Der Marktplatz mit der Pyramide ist menschenleer. Auch an der Bushaltestelle wartet niemand. „Machen wir uns an Mariä Empfängnis mit den Krippenfiguren auf den Weg. Schaffen wir einen Platz, wo Gott ankommen kann“, sagt Dekan Hubert Streckert beim Gottesdienst zur Eröffnung der Karlsruher Citykrippe im weiten Rund der Kirche St. Stephan.
Dann erleben rund 70 Besucher, wie Mitglieder des Gemeindeteams die lebensecht bemalten, 30 Zentimeter großen Holzfiguren nacheinander hereintragen und so die Mini-Stadtkulisse beleben.
Denn die weihnachtliche Krippenszene wurde – wie beim Regietheater – in eine städtische Alltagssituation im Jahr 2022 transformiert.
Zwei Passanten-Figuren machen den Anfang. „Es ist Advent und es gibt so vieles, was uns ablenkt“, so Streckert.
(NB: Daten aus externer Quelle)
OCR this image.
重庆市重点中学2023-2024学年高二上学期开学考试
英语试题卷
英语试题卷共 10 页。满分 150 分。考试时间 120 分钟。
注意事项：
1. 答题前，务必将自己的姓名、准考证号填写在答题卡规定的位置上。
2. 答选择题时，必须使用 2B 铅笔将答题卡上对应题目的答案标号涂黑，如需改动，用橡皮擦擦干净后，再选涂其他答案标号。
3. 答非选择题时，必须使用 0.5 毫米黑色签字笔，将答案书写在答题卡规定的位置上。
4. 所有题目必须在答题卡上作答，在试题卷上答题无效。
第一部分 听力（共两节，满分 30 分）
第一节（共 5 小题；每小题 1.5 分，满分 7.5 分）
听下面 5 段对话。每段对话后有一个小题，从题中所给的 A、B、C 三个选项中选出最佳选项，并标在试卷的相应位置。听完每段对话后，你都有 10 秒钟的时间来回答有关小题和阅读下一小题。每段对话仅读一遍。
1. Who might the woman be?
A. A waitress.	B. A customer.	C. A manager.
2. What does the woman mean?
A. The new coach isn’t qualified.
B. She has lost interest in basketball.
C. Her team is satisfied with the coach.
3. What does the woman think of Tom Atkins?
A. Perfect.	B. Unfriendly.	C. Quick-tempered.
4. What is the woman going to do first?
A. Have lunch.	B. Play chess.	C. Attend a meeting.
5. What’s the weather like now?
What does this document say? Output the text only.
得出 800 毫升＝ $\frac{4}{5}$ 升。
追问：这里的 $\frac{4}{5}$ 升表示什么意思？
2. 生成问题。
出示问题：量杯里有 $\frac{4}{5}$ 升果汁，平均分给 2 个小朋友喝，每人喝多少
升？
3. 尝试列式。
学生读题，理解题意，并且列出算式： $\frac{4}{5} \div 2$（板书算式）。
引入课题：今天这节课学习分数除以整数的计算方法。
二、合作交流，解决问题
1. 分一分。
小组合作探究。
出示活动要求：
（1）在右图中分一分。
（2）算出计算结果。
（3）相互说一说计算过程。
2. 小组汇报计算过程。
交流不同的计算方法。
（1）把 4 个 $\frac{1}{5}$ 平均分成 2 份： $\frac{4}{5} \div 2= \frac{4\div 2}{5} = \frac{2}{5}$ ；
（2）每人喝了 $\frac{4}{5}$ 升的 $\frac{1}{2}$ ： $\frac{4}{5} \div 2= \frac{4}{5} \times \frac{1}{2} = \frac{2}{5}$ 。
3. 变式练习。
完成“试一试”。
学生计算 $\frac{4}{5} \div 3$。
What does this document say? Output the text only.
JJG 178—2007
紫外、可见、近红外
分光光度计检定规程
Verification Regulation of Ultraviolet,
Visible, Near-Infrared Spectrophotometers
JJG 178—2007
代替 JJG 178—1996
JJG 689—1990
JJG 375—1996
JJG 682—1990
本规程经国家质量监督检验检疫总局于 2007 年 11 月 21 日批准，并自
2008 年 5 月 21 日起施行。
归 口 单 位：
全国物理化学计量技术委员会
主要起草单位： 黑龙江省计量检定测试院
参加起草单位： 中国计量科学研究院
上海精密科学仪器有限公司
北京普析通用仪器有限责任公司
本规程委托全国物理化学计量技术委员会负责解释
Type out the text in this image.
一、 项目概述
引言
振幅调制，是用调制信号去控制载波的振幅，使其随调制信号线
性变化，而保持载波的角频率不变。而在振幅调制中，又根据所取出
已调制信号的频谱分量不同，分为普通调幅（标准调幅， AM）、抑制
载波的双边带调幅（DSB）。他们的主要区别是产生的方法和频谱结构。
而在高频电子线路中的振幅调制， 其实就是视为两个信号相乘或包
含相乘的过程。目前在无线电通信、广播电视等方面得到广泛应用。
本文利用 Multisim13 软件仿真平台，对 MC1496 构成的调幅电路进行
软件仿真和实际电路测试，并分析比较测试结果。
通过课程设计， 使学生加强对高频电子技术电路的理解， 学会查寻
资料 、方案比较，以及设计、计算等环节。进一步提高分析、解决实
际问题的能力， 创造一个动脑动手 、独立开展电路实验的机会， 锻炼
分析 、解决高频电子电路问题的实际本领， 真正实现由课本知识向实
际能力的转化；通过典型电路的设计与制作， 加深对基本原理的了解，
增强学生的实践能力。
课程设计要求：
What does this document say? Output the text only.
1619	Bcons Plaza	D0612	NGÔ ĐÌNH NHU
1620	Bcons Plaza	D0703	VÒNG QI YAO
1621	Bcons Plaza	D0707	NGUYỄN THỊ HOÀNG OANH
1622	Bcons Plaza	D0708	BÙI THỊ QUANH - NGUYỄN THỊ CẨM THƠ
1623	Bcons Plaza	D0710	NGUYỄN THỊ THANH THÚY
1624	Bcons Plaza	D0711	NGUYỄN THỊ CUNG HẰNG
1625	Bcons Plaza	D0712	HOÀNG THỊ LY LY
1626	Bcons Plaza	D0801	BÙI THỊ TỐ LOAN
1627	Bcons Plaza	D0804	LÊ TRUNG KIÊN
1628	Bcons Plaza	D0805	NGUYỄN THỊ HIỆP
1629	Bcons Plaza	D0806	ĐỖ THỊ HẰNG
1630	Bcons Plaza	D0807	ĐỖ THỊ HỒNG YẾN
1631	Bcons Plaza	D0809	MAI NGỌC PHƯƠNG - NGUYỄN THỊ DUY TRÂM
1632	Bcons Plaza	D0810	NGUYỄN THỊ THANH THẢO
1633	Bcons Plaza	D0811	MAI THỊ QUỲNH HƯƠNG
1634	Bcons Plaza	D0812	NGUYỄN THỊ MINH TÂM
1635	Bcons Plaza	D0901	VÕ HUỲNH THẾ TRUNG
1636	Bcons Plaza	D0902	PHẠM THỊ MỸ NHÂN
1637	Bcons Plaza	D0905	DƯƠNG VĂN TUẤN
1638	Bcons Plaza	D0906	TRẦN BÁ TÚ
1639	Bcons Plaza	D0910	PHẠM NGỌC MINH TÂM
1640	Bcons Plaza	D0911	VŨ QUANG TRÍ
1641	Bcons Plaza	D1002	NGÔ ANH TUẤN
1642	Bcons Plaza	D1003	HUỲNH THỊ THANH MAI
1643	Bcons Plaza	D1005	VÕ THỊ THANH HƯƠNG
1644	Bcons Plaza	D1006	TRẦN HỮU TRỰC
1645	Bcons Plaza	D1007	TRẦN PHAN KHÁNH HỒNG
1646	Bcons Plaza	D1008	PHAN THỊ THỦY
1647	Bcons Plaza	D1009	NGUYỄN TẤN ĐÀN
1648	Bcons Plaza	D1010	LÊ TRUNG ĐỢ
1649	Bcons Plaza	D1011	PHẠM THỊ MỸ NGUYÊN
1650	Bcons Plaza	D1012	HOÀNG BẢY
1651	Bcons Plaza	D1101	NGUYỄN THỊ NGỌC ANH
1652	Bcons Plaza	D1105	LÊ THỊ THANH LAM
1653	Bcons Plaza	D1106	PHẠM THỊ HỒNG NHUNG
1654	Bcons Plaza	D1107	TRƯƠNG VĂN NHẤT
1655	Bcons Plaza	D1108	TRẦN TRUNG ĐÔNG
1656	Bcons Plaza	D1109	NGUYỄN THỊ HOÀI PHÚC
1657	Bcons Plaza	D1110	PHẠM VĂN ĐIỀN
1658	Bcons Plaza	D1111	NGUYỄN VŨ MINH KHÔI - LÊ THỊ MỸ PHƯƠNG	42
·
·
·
Das Treiben des Weihnachtsmarktes rund um die Kirche dringt nur gedämpft ins Innere. Maria und Josef seien als Flüchtlingspaar „in einer Durchgangsstation“ dargestellt, der Engel kommt als Reporter.
Etwas andere Krippenszene in Karlsruhe
Eine Krankenschwester folgt, und der Dekan bittet: „Lass sie Hilfe und Wertschätzung erfahren.“ Gott begleite auch Sportler in Sieg und Niederlage, weshalb symbolisch auch ein KSC-Fan mit Schal hinzukommt. Ein Spiegel bezieht die Besucher mit ein.
Die etwas andere Krippenszene wurde als „Kombilösung“ gemeinsam mit dem Künstler und Holzbildhauer Rudi Bannwarth aus Ettlingenweier, von der Ökumenischen Citykirchenarbeit „Fächersegen“ und dem Gemeindeteam St. Stephan ersonnen, finanziert und umgesetzt sowie gefördert von der Erzbischof Hermann Stiftung, die zur Erzdiözese Freiburg gehört. „Hier zeigt sich Lebendigkeit der Kirche von heute, nicht, was vor 2.000 Jahren war“, sagt deren Referatsleiterin Edith Lamersdorf.
„Ein Beispiel gelungener Inkulturation“ sieht Bürgermeister Albert Käuflein (CDU) in der Krippendarstellung. Das Christentum sei mitten in der Stadt, „das ist nicht selbstverständlich“. Er erinnert, dass die Kirche einen wichtigen Beitrag leiste, denn „das Christentum bestimmt unsere Kultur“.
Künstler Rudi Bannwarth hat zuvor schon eine Baustellenkrippe und eine Knastkrippe gestaltet
„Viel mehr als ein Dekoobjekt“, sieht Holzbildhauer Bannwarth in seinem Schnitzwerk, es gehe um die Wahrnehmung der Welt und „um eine zeitgemäße Interpretation“.
Der mit dem Europäischen Gestaltungspreis ausgezeichnete Künstler, dessen Baustellenkrippe das Bayrische Nationalmuseum angekauft hat, ging bei Josef Fux in Oberammergau in die Lehre, wo er auch Objekte für den amerikanischen Konzeptkünstler Jeff Koons erstellt hat. Bannwarth sagt: „Ich will keine endgültige Sichtweise darstellen, sondern das Publikum soll Anregungen aufgreifen und Neues wagen.“
Sehr angetan von der modernen Krippe zeigt sich Sven Kobinger, der Mesner von St. Bernhard. „Ich sehe die Krippe als Teil der Liturgie, eben als heiliges Theater“, sagt er. Und Besucherin Cornelia Kühlmann fasst es knapp zusammen: „eine beeindruckende Darstellung.“
Service
Die Karlsruher Citykrippe ist bis zum 8. Januar in der Kirche St. Stephan zu sehen.